Data for one agency, VML, triggered all six state fraud indicators in CBS News’ review, while billing roughly $49,000 per patient, which is about three-and-a-half times the national average. It shares a building with other hospices, and its key personnel overlap with multiple companies.
When CBS News visited the office building where VML was located, it appeared no one was in. Mail could be seen piled at the door...
Right next door was World Health Hospice, Inc., another hospice that triggered five of six state indicators of potential fraud, based on the state’s definitions. When CBS News visited that neighboring hospice office, no one answered the door. Phone calls went unanswered and messages couldn’t be left, because its voicemail had not been set up. That agency had been in operation since 2021, according to state records.
Previous post about this,
https://conservativecave.com/cave/index.php?topic=138426.msg1573129#msg1573129 .
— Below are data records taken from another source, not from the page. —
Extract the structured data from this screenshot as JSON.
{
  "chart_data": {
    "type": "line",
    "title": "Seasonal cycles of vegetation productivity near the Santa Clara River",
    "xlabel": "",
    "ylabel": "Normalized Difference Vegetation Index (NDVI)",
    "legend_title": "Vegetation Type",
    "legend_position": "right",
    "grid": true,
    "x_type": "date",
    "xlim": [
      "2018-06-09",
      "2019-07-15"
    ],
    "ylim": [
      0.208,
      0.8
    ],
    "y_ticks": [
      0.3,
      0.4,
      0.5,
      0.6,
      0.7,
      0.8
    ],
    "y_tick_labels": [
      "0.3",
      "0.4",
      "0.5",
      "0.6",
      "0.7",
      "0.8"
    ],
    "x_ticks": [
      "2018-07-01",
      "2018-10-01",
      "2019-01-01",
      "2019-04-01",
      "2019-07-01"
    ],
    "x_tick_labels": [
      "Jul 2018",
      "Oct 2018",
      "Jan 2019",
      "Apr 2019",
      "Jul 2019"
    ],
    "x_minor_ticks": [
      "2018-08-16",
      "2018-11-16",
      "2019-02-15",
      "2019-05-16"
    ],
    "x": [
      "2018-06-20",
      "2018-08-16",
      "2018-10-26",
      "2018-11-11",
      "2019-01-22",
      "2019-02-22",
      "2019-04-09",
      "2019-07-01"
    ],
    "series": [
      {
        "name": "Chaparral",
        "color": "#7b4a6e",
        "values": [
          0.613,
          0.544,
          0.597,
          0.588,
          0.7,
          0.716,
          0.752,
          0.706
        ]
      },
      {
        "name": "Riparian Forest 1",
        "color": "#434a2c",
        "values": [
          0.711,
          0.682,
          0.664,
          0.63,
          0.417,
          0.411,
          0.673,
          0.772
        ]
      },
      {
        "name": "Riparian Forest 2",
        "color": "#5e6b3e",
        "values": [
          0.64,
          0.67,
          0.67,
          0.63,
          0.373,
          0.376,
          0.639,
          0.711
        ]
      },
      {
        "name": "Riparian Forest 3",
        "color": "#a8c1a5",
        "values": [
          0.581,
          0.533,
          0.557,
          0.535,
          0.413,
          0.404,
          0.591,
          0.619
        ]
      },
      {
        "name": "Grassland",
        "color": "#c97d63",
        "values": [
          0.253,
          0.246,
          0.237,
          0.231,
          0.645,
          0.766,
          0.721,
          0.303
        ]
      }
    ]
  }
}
This is a situation where authority is divided - the Feds set the rules for patient qualification and care, and handle the claims. But it is states who license organizations that provide care. While there are hospices that are their own facility, there are hospice organizations that provide all care either in patients' homes or in assisted living or skilled nursing facilities (for example, Sutter Health Foundation in noth central California has several such hospices).
When there is fraud, it is the Feds who eventually detect it, but by the time the Feds act, the fraudsters have collected a lot of $$$$ fraudulently, and if they "need" to, just get a new license from rubber-stamp state bureaucrats. That this is concentrated in LA County suggests there is an organized or informally networked group/community exploiting lax state oversight.